Model Overview
IniNLP247/Kenko-mental-health-llama-3-model is a specialized 3.2 billion parameter language model developed by Inigo Chandia. Fine-tuned from the Llama 3.2-3B-Instruct base model, its primary purpose is to offer emotional support, akin to a therapist. The fine-tuning process involved approximately 15 hours over 1.5 epochs on a large dataset of 950,000 rows, utilizing resources like RunPod and Axolotl.
Key Capabilities
- Emotional Support: Designed to provide consistent and empathetic responses for mental health assistance.
- Therapeutic Interaction: Aims to mimic the support structure of a therapist, addressing user distress.

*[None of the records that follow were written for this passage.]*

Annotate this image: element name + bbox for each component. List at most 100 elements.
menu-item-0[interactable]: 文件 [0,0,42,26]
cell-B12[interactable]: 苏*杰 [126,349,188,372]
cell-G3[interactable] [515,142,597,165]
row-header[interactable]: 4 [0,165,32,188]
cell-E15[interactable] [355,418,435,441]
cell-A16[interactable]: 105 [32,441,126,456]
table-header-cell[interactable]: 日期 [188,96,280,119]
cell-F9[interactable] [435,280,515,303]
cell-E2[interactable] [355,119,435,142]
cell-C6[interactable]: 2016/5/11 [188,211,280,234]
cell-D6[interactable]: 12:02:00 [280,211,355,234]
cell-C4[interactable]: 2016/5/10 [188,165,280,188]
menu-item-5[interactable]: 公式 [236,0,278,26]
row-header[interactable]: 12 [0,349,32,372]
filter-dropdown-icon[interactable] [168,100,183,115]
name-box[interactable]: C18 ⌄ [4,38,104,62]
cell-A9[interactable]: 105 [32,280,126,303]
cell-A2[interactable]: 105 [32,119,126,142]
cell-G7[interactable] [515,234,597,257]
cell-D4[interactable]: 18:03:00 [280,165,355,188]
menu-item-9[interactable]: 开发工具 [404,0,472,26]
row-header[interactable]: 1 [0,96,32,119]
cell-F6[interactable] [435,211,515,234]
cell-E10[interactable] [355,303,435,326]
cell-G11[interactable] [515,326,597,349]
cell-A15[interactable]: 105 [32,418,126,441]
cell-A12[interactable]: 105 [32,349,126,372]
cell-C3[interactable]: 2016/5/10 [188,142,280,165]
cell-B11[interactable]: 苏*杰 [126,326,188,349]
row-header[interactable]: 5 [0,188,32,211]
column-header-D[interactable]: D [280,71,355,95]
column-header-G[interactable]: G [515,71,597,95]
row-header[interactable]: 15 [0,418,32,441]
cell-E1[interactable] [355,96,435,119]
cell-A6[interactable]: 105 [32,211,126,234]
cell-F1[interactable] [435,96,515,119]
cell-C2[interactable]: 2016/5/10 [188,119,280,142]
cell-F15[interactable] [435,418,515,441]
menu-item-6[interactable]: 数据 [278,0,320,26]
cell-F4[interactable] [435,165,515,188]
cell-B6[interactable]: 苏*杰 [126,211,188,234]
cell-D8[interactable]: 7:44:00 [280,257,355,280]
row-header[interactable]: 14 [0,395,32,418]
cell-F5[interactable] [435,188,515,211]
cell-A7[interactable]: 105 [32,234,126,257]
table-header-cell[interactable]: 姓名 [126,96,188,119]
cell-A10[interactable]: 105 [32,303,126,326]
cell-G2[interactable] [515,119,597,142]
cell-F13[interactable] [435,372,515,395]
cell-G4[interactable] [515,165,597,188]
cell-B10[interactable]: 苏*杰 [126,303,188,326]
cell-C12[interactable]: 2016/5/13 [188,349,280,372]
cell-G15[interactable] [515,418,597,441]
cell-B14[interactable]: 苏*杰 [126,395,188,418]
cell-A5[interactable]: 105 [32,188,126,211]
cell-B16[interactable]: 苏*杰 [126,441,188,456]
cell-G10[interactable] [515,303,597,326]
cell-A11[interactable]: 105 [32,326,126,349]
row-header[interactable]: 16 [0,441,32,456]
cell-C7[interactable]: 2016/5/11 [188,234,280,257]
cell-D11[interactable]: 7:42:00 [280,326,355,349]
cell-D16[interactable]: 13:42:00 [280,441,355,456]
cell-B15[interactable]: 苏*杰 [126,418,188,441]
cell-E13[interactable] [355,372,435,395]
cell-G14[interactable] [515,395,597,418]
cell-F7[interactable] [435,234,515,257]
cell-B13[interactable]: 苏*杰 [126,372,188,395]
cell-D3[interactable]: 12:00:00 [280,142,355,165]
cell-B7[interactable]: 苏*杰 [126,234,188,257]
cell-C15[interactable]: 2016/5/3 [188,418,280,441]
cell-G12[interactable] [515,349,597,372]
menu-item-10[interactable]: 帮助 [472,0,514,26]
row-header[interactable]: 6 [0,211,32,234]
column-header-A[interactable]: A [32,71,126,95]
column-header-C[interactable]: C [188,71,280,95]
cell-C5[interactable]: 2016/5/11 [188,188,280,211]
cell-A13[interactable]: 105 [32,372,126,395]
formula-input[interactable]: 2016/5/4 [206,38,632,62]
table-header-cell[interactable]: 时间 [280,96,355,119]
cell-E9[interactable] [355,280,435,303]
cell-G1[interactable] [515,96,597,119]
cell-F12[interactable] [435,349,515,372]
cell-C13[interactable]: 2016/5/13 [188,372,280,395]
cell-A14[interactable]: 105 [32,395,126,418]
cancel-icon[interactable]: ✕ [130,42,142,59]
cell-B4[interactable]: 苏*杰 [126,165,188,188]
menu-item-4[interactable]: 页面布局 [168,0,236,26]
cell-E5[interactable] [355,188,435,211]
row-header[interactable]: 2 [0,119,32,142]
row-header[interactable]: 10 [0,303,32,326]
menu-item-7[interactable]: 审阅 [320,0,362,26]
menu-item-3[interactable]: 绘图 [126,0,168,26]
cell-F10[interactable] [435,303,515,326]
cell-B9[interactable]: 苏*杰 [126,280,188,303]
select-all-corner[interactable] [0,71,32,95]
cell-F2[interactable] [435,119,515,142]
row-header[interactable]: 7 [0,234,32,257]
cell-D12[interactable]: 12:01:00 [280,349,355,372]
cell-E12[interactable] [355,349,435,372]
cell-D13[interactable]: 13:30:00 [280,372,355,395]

- Robust Performance: Successfully passed a series of 11 progressively distressing test questions, demonstrating its ability to handle sensitive mental health queries.
Intended Use Cases
- Mental Health Support: Ideal for applications requiring an AI companion for emotional well-being.

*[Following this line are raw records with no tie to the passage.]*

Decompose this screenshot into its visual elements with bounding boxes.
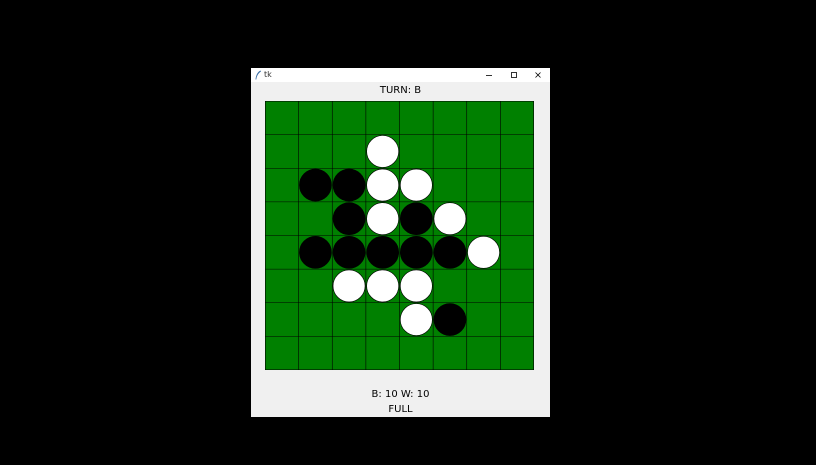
black-piece	[332, 168, 366, 202]
black-piece	[299, 236, 332, 269]
empty-cell[interactable]	[366, 303, 400, 337]
empty-cell[interactable]	[467, 202, 501, 236]
close-icon	[535, 72, 541, 78]
empty-cell[interactable]	[265, 168, 299, 202]
black-piece	[332, 202, 366, 236]
white-piece	[400, 168, 433, 202]
title-bar[interactable]: tk	[251, 68, 550, 82]
empty-cell[interactable]	[467, 101, 501, 135]
empty-cell[interactable]	[500, 202, 534, 236]
empty-cell[interactable]	[332, 303, 366, 337]
black-piece	[366, 236, 400, 269]
empty-cell[interactable]	[299, 135, 333, 169]
othello-board[interactable]	[265, 101, 534, 370]
empty-cell[interactable]	[500, 336, 534, 370]
empty-cell[interactable]	[500, 269, 534, 303]
empty-cell[interactable]	[366, 336, 400, 370]
maximize-button[interactable]	[502, 68, 526, 82]
white-piece	[400, 303, 433, 336]
black-piece	[332, 236, 366, 269]
empty-cell[interactable]	[433, 168, 467, 202]
black-piece	[400, 236, 433, 269]
empty-cell[interactable]	[500, 101, 534, 135]
black-piece	[433, 303, 467, 336]
empty-cell[interactable]	[433, 269, 467, 303]
empty-cell[interactable]	[467, 135, 501, 169]
turn-label: TURN: B	[379, 85, 422, 96]
empty-cell[interactable]	[299, 101, 333, 135]
empty-cell[interactable]	[265, 336, 299, 370]
empty-cell[interactable]	[500, 135, 534, 169]
empty-cell[interactable]	[433, 135, 467, 169]
empty-cell[interactable]	[299, 202, 333, 236]
maximize-icon	[511, 72, 517, 78]
empty-cell[interactable]	[332, 135, 366, 169]
white-piece	[366, 269, 400, 303]
empty-cell[interactable]	[265, 101, 299, 135]
empty-cell[interactable]	[299, 269, 333, 303]
empty-cell[interactable]	[400, 101, 434, 135]
window-title: tk	[264, 70, 272, 79]
empty-cell[interactable]	[265, 202, 299, 236]
empty-cell[interactable]	[332, 336, 366, 370]
feather-icon	[255, 70, 261, 80]
minimize-icon	[486, 75, 492, 76]
empty-cell[interactable]	[299, 336, 333, 370]
empty-cell[interactable]	[467, 269, 501, 303]
black-piece	[433, 236, 467, 269]
minimize-button[interactable]	[477, 68, 501, 82]
white-piece	[467, 236, 500, 269]
black-piece	[400, 202, 433, 236]
empty-cell[interactable]	[467, 336, 501, 370]
empty-cell[interactable]	[366, 101, 400, 135]
white-piece	[366, 202, 400, 236]
empty-cell[interactable]	[400, 336, 434, 370]
empty-cell[interactable]	[265, 269, 299, 303]
empty-cell[interactable]	[265, 236, 299, 270]
empty-cell[interactable]	[433, 336, 467, 370]
empty-cell[interactable]	[299, 303, 333, 337]
white-piece	[433, 202, 467, 236]
app-window: tk TURN: B B: 10 W: 10 FULL	[251, 68, 550, 417]
white-piece	[332, 269, 366, 303]
empty-cell[interactable]	[467, 303, 501, 337]
black-piece	[299, 168, 332, 202]
empty-cell[interactable]	[332, 101, 366, 135]
white-piece	[366, 135, 400, 168]
empty-cell[interactable]	[500, 168, 534, 202]
status-label: FULL	[388, 404, 413, 415]
white-piece	[400, 269, 433, 303]
white-piece	[366, 168, 400, 202]
empty-cell[interactable]	[433, 101, 467, 135]
empty-cell[interactable]	[500, 303, 534, 337]
close-button[interactable]	[526, 68, 550, 82]
empty-cell[interactable]	[500, 236, 534, 270]
empty-cell[interactable]	[400, 135, 434, 169]
score-label: B: 10 W: 10	[371, 389, 430, 400]
empty-cell[interactable]	[265, 303, 299, 337]
empty-cell[interactable]	[467, 168, 501, 202]
empty-cell[interactable]	[265, 135, 299, 169]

- Crisis Intervention (Non-Emergency): Can serve as an initial point of contact for individuals seeking support until further help is available.

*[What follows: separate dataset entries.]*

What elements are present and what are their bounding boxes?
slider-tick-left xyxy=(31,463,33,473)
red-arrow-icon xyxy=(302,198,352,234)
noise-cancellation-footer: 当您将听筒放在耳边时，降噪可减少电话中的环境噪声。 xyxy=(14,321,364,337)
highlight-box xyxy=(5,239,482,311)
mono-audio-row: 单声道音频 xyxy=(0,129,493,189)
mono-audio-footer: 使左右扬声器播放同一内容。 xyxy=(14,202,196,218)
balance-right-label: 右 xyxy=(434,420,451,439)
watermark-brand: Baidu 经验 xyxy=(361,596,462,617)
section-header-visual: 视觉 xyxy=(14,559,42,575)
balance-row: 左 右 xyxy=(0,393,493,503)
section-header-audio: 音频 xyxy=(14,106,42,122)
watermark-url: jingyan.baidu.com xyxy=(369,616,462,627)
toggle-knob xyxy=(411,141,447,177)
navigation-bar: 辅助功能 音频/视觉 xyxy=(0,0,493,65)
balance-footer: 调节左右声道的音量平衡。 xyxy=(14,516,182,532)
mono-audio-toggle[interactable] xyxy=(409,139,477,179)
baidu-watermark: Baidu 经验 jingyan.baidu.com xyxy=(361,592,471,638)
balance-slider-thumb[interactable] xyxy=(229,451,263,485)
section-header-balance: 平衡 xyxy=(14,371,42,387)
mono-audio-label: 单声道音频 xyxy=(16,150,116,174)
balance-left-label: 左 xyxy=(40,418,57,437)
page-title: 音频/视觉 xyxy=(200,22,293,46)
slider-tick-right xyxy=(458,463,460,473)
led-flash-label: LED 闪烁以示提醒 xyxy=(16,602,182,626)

- Consistent Assistance: Provides reliable and continuous support for users dealing with mental health challenges.
Training Details
The model was fine-tuned using the usham/mental-health-companion-new dataset. The base model, Llama 3.2-3B-Instruct, was released on September 25, 2024, and features Grouped-Query Attention (GQA) for enhanced inference scalability. The fine-tuned model was completed on September 9, 2025.